Si esto que pasó no le hubiera ocurrido a la Selección Argentina, habríamos podido subrayar una vez más lo lindo que es el fútbol, lo emocionante que resulta, lo fantástico que es ver un partido definirse de una manera tan cambiante.
Pero le sucedió a la Selección Argentina y entonces suena a mal chiste. Aunque los observadores imparciales puedan sostenerlo con el mismo énfasis, un inobjetable pudor impide reconsiderarlo aquí.
El equipo nacional vivió en carne propia esa cuota de injusticia que suele ser propia de este deporte, que no se da –por ejemplo– en el básquetbol, donde el que mejor juega es, seguramente, el que gana.
A juzgar por lo que pudimos ver por las pantallas de TV, la Argentina dispuso de ocasiones de gol en proporción de 3 a 1 respecto de su rival, mereció sin duda ganar el partido en el tiempo reglamentario, y lo estaba logrando hasta la desafortunada jugada del segundo minuto de descuento.
Y lo estaba consiguiendo porque –a diferencia de Brasil y a pesar de algún cambio inicial sobre cuya oportunidad puede discutirse, pero que en modo alguno tiene un gramo de responsabilidad sobre el resultado global– la Argentina fue el único equipo que en esta Copa América supo reunir dos valores que en fútbol de hoy suelen estar divorciados.
Victoria y protagonismo.
Le sucedió durante casi toda la Copa, a excepción del partido contra México y ayer. La Selección eligió un planteo que parece haber pasado de moda, a caballo de la voluntad imperante en el fútbol actual, esa que pone todas las fichas en el tapete verde donde dice “no perder” antes que tirarlas a ganador. Bielsa y los jugadores, o al revés, o como fuere, prefirieron siempre asumir el protagonismo de los partidos como señal de tránsito hacia el arco rival.
Aunque se le cerraran los espacios hacia el gol, aunque la victoria resultara más sufrida, aunque tardara en concretarse.

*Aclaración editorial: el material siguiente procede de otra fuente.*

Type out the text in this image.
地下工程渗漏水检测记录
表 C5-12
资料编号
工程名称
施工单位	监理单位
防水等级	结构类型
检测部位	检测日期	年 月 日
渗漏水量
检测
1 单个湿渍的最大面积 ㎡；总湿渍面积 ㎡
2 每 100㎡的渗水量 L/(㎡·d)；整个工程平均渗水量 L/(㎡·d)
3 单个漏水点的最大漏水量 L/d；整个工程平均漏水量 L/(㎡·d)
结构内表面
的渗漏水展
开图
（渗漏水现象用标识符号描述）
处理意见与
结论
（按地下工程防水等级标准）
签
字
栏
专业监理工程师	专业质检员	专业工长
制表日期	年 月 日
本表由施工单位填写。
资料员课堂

Casi siempre se le dio. Especialmente contra Ecuador y, sobre todo, contra Colombia. Consciente de la carga de un prestigio histórico que defender (ése que, en palabras del Coco Basile, había que defender “hasta en los amistosos”) y dotado con una convicción fabulosa en un medio calculado y calculador, que cada tanto lo incita a jugar como, por ejemplo, jugó Brasil ayer, regalando la pelota y el terreno para jugar agazapado a la espera de un contragolpe salvador.
Por supuesto, los brasileños celebran este título sin importarles que el equipo haya ganado semifinal y final por penales. Eso es anecdótico. Allá Brasil, que insiste con Carlos Parreira como entrenador, un “ganador” que prefiere desandar otro camino para sacar resultados.
La caída de ayer no puede poner en tela de juicio la actuación del equipo, su actitud y sus premisas para pararse en el campo. No puede utilizarse para desatar una cuenta regresiva, ni computarse como punto de inflexión. Aunque el hincha común ya no tolere más la derrota.
Jugando como jugó en Perú, aunque parezca mentira, la Selección siempre tendrá más chances de ganar.
¿No habrá sido que pagamos, en ese minuto fatal del descuento, la factura divina por aquel pelotazo de Rensenbrink en el palo? ¿O fue por la genial travesura turinesa de Caniggia?